Health Equity. 2023 Dec 12;7(1):835-842. doi: 10.1089/heq.2023.0157. eCollection 2023.


Introduction: Non-Hispanic Black men experience a disproportionate rate of morbidity and mortality from hypertension, cardiovascular disease, and other chronic conditions in the United States. Studies have demonstrated the efficacy of community-based health outreach in settings not traditionally utilized for health care. Understanding how potential future participants view health care services in nontraditional settings is a necessary step to ascertain the success of these interventions in the real world. Our study objective was to explore the preferences of Black male barbershop patrons regarding health care-provided services in these nontraditional settings.
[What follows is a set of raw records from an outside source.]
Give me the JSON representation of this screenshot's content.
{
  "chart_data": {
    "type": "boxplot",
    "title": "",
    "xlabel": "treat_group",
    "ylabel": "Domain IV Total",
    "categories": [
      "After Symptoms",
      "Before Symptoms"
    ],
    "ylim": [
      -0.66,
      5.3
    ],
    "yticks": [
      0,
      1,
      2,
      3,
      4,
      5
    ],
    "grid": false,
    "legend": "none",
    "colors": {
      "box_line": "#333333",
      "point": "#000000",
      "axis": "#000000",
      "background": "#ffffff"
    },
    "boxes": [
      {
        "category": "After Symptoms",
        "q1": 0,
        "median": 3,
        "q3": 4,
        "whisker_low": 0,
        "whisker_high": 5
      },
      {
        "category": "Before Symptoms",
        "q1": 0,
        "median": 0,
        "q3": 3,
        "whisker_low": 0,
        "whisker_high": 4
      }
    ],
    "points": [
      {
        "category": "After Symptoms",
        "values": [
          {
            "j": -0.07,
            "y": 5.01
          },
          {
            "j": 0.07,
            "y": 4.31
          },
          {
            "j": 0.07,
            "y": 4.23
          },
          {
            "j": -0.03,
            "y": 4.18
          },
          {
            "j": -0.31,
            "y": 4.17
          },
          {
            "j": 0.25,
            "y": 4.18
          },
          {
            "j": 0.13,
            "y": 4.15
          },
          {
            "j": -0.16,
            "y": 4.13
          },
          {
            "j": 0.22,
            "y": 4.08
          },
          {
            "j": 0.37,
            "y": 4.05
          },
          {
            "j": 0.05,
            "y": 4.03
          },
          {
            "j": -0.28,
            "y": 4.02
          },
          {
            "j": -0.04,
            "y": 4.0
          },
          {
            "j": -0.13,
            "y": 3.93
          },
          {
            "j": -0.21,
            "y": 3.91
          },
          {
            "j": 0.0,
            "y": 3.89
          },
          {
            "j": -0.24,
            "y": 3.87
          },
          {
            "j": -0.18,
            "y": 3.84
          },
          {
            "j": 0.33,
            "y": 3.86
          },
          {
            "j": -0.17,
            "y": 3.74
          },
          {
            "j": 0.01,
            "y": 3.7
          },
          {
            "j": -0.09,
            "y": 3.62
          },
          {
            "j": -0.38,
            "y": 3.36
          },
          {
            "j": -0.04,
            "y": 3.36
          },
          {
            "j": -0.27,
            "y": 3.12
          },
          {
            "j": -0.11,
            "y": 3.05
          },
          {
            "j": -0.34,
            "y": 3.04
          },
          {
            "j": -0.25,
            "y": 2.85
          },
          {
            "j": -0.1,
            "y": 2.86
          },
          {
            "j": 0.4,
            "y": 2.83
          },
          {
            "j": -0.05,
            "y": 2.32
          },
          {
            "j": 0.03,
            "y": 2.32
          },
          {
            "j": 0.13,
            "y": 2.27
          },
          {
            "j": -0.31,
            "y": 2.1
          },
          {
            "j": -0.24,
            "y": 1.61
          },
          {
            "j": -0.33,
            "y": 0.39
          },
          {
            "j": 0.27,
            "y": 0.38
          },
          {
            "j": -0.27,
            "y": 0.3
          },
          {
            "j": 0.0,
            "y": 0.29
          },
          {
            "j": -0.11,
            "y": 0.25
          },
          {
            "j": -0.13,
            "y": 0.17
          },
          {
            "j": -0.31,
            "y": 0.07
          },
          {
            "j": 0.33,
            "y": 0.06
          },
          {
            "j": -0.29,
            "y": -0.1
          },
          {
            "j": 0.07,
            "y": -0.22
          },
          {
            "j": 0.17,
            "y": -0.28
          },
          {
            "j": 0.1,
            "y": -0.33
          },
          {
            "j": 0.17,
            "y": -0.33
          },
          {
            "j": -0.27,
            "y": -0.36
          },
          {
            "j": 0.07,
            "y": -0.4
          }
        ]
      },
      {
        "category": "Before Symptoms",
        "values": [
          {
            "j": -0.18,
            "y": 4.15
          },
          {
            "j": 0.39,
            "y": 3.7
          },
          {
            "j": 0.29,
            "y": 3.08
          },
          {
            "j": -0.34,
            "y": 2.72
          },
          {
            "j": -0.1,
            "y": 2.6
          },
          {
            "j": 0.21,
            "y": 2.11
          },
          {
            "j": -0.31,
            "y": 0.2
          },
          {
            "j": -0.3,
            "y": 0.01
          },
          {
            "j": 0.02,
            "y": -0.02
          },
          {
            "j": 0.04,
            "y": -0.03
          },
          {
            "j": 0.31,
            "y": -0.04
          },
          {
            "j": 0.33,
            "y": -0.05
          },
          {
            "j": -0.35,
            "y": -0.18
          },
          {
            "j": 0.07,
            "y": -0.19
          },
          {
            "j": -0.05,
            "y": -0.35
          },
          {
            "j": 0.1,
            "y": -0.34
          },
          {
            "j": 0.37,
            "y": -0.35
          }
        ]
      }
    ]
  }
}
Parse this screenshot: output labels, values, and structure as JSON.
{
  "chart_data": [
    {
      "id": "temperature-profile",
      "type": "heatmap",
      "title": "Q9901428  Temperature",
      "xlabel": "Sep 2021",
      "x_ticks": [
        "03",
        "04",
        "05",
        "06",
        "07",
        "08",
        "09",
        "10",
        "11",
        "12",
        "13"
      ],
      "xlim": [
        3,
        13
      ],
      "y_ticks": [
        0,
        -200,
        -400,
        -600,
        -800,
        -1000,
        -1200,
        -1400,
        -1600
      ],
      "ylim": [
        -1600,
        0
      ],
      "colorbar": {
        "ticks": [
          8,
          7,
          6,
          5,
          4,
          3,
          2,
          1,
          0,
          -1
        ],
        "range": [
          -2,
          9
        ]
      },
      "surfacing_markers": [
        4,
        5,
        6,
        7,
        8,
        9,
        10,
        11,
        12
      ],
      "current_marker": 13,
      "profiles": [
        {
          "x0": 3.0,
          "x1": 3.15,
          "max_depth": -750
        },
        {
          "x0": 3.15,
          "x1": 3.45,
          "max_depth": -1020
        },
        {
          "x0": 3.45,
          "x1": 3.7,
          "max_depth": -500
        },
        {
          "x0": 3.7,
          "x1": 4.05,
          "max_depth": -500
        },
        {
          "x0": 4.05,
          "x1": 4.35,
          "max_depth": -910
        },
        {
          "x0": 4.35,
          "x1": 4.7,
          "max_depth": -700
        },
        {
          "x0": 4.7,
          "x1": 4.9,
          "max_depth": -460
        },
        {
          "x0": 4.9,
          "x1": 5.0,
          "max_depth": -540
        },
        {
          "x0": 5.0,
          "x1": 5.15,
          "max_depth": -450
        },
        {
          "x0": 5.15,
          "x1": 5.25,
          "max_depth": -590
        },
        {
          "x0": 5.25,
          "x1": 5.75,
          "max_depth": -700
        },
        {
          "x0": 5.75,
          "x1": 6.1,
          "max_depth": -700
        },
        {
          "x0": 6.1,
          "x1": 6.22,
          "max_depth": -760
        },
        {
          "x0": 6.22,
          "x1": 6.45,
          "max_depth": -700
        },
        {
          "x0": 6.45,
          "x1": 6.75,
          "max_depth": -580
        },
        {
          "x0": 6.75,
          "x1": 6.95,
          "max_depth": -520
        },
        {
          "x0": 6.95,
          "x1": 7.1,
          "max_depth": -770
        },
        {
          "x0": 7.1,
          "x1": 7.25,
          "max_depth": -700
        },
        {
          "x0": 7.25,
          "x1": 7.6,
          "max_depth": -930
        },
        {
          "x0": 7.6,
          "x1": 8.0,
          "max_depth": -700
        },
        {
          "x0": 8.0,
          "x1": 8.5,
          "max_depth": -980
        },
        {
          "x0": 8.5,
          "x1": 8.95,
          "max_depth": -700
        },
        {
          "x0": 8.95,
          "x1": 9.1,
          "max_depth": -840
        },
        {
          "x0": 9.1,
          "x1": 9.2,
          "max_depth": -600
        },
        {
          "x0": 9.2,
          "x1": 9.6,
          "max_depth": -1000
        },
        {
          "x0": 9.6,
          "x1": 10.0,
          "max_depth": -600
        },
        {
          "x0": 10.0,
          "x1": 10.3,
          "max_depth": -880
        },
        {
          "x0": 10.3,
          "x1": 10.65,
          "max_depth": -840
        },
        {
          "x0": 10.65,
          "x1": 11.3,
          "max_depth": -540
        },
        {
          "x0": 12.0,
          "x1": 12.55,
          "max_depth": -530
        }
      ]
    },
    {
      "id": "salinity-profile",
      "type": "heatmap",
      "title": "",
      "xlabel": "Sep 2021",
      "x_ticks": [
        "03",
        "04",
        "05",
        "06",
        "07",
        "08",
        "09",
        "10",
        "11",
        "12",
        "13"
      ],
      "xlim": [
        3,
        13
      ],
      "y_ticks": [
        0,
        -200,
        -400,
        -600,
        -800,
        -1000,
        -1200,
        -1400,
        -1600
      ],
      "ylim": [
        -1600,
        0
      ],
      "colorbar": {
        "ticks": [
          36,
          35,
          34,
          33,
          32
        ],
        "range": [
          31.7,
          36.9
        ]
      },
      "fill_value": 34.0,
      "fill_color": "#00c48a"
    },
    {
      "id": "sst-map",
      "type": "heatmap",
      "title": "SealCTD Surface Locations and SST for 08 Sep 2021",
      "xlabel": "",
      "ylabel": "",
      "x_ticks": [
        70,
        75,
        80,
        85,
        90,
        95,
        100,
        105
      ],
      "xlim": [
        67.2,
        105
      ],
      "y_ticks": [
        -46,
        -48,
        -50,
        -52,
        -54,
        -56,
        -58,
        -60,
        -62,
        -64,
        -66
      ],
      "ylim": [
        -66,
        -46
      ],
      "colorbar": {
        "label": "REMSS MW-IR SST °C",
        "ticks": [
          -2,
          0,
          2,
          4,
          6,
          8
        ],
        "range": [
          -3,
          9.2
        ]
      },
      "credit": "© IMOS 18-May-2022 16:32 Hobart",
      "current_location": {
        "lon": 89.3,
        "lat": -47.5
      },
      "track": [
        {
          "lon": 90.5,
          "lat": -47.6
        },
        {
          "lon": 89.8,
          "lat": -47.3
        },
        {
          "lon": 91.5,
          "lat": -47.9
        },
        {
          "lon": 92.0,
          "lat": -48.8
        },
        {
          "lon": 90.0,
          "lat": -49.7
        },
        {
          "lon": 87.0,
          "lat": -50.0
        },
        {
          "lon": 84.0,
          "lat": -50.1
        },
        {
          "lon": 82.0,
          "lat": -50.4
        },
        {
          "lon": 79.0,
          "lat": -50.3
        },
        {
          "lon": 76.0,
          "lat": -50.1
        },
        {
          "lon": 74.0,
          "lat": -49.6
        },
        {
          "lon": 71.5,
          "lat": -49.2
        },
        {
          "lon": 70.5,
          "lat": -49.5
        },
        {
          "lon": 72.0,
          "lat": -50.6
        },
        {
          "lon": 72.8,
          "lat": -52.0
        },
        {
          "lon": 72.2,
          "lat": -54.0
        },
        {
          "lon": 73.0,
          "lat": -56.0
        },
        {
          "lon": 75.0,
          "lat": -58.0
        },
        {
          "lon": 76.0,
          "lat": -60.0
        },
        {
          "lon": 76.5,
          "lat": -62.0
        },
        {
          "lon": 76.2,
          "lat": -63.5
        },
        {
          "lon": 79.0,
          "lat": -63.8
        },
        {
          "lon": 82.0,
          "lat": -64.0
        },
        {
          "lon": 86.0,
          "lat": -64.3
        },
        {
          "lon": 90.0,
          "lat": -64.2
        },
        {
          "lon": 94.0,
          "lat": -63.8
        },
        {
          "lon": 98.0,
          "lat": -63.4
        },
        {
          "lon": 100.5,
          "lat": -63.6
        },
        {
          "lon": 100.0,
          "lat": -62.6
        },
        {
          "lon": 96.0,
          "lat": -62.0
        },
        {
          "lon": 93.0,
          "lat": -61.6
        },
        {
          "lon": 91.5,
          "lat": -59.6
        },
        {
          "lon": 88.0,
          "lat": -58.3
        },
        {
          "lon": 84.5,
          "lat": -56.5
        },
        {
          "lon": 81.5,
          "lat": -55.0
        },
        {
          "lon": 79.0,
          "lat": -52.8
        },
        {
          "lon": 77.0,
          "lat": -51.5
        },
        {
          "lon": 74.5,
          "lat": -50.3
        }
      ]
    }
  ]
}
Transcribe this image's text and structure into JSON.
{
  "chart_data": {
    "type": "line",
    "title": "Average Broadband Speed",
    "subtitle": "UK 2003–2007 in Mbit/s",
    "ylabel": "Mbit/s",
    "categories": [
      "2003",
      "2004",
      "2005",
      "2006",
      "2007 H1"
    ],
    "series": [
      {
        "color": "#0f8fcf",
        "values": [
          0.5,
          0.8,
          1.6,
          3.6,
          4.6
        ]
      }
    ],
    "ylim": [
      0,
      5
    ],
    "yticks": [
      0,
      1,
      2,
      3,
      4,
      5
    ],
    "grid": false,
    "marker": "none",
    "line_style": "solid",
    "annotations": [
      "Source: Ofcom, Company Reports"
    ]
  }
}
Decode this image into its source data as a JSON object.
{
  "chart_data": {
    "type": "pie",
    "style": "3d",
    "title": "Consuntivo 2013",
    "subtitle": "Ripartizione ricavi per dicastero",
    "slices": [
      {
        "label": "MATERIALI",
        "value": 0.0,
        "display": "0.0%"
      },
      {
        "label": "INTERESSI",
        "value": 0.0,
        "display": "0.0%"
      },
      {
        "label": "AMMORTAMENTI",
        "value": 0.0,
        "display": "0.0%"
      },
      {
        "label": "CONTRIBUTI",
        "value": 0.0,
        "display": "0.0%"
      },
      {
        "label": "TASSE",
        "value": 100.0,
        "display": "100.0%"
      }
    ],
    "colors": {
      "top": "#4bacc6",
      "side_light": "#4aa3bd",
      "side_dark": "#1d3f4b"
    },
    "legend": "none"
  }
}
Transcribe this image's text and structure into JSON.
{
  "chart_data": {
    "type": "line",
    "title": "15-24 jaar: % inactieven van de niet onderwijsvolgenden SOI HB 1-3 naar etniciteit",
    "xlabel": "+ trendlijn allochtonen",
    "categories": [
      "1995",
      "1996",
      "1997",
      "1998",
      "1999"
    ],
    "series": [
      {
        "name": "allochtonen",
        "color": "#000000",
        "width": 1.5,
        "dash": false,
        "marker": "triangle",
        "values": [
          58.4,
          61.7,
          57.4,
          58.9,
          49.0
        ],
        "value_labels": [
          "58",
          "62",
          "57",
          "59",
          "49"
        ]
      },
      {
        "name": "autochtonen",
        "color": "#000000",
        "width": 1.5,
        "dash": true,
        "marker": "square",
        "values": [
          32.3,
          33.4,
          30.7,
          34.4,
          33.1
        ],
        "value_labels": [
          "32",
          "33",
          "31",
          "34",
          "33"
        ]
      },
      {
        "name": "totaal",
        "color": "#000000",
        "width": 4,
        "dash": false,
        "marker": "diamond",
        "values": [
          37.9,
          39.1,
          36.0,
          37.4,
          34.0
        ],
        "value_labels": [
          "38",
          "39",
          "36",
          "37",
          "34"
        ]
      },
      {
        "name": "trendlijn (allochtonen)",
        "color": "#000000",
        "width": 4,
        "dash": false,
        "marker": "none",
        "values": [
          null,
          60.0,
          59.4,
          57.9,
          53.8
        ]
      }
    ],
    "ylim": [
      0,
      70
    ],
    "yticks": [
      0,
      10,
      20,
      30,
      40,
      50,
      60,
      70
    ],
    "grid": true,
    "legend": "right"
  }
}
Methods: We recruited patrons of a Black-owned barbershop in the San Francisco Bay Area. Study participants were asked to complete a survey assessing individual attitudes and preferences toward the idea of receiving health care services in traditional and nontraditional settings.

Results: Among non-Hispanic Black males (n=17), 81% agreed or strongly agreed that they would prefer to receive health care in traditional clinics. Receiving care at the pharmacy (56% agreed or strongly agreed) and the patient's own home (53% agreed or strongly agreed) were the next most preferred locations. A minority of participants agreed or strongly agreed that they preferred to receive health care in nontraditional settings: 47% for barbershops, 19% for churches, and 6% for grocery stores.

Discussion: Participants expressed preference for traditional over nontraditional settings, despite listing barriers that may be addressed, in part, by nontraditional settings. One potential reason for this is simply a lack of familiarity. Establishing and normalizing nontraditional clinical settings may allow for enhanced acceptance within Black communities, ultimately increasing health care access.

Keywords: chronic diseases; community health services; delivery of health care; health care access; pharmacy; primary care.